Teddy rolled his eyes. “Spare me.”

“They stand up for themselves too,” Bo continued. “They don’t spend their lives kissing their father’s ass even when he’s wrong. They think for themselves.”

“Shut up.” Teddy bit his lower lip as if he’d been about to say something else, then thought better of it. “And get a haircut,” he said, noting that Bo’s dark hair was down to the bottom of his shirt collar in the back, “and wear a suit once in a while.” Teddy pointed disparagingly at the flannel shirt Bo was wearing. “People here would have more respect for you. You are COO after all.”

“People here have plenty of respect for me.”

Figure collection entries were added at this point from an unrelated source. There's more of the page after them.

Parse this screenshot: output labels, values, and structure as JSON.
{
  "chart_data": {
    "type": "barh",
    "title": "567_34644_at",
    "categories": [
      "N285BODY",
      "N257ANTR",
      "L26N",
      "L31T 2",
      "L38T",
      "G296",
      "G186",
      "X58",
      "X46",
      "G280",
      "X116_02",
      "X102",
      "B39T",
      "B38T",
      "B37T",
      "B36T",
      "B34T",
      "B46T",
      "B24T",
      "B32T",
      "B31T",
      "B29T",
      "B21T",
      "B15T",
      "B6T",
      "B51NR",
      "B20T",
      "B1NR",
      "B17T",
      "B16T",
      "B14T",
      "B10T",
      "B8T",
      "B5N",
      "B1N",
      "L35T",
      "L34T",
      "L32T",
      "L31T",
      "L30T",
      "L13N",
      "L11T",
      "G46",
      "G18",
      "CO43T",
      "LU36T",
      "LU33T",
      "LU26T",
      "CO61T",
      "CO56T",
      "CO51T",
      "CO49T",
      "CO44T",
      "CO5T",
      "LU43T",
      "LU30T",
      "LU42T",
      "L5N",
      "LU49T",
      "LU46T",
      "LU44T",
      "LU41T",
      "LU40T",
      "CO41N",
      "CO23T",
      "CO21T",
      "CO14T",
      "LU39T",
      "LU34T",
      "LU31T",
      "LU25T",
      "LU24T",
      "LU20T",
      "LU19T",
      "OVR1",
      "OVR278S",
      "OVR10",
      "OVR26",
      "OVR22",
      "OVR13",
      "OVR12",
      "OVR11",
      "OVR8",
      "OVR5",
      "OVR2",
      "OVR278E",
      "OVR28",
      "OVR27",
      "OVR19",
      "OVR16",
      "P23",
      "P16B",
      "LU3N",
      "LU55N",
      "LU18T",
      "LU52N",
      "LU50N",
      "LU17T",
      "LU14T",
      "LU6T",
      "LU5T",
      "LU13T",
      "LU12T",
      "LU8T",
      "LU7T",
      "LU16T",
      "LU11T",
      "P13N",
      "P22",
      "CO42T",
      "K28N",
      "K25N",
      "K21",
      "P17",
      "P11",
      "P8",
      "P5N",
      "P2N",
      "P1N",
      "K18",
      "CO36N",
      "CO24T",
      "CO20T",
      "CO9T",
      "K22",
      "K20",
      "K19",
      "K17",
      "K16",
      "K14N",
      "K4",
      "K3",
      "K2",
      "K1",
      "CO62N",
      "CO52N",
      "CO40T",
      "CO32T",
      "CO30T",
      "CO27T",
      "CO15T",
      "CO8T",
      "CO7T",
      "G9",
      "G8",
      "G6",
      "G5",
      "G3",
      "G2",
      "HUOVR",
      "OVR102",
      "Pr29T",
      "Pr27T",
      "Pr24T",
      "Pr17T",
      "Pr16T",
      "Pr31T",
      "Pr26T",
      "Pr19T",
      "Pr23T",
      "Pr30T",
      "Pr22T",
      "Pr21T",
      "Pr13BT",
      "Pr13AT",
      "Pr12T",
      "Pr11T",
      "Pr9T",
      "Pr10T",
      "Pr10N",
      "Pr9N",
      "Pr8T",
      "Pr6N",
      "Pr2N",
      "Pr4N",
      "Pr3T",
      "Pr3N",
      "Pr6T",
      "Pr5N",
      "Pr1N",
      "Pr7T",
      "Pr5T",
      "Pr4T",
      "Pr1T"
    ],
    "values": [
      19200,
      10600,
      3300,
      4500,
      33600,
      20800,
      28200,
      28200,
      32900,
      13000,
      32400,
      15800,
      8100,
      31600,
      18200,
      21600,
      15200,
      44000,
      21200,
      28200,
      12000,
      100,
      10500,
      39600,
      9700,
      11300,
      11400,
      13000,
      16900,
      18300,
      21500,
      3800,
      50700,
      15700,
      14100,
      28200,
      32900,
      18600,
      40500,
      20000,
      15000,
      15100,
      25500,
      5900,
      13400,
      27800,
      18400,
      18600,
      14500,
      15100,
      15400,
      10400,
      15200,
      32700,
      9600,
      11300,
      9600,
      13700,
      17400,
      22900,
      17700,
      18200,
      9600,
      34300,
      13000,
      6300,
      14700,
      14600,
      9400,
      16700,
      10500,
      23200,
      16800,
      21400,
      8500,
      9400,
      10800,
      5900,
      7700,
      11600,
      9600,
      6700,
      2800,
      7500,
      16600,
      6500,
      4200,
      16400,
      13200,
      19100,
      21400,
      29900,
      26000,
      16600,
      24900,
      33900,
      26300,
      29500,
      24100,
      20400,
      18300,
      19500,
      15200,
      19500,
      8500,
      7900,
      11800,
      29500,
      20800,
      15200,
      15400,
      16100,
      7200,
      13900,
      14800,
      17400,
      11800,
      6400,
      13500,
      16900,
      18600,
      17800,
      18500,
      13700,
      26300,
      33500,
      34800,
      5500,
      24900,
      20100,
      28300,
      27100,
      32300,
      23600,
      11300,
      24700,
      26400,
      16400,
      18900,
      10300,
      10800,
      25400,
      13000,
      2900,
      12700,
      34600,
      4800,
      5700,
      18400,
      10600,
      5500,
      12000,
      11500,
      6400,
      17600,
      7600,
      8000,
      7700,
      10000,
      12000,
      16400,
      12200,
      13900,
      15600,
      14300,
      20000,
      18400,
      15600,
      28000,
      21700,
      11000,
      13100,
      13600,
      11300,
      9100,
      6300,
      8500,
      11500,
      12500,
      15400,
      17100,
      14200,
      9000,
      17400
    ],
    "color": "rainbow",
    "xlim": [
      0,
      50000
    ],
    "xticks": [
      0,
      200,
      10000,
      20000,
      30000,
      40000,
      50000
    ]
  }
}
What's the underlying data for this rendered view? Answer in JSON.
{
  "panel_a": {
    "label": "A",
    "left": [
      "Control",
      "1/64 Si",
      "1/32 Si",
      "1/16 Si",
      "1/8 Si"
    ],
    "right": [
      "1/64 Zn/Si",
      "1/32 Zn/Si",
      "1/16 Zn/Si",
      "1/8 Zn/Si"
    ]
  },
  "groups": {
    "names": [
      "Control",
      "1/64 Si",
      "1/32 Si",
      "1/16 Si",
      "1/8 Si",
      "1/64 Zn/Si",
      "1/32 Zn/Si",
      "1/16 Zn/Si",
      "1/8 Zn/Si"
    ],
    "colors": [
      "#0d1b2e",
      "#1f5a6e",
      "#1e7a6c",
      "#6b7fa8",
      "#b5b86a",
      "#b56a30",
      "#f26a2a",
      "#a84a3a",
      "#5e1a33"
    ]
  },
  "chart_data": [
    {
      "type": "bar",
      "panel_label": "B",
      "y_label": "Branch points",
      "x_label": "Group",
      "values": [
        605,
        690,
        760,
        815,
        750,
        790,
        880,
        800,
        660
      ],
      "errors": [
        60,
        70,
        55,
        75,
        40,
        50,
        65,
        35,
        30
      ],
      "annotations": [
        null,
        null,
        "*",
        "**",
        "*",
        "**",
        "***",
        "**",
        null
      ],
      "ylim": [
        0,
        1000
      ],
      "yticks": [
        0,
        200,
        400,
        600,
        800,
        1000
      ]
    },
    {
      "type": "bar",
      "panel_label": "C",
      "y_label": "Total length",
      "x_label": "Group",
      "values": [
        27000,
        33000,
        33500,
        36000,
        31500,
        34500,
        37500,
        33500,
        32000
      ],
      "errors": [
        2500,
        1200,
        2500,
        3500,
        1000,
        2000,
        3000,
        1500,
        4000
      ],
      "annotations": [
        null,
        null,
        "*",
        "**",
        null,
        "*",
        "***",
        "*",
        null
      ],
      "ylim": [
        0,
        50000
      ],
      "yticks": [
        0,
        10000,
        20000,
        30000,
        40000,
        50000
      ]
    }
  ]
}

“Do something about this office too,” Teddy went on, kicking at the frayed carpet. “It’s dreary as hell in here. It should look more like the office of someone with money. We have a certain image we need to maintain at Warfield Capital.”

Bo didn’t care about decoration. Things in his life were functional, not aesthetic. He liked his office to look worked-in, as he liked his living room at the estate to look lived-in. He reached for the phone and punched in a number. “You touch my office and I’ll cut off your—hello.” The person at the other end of the line had picked up. Bo rotated the chair so his back was to Teddy. Ten seconds later the conversation was over.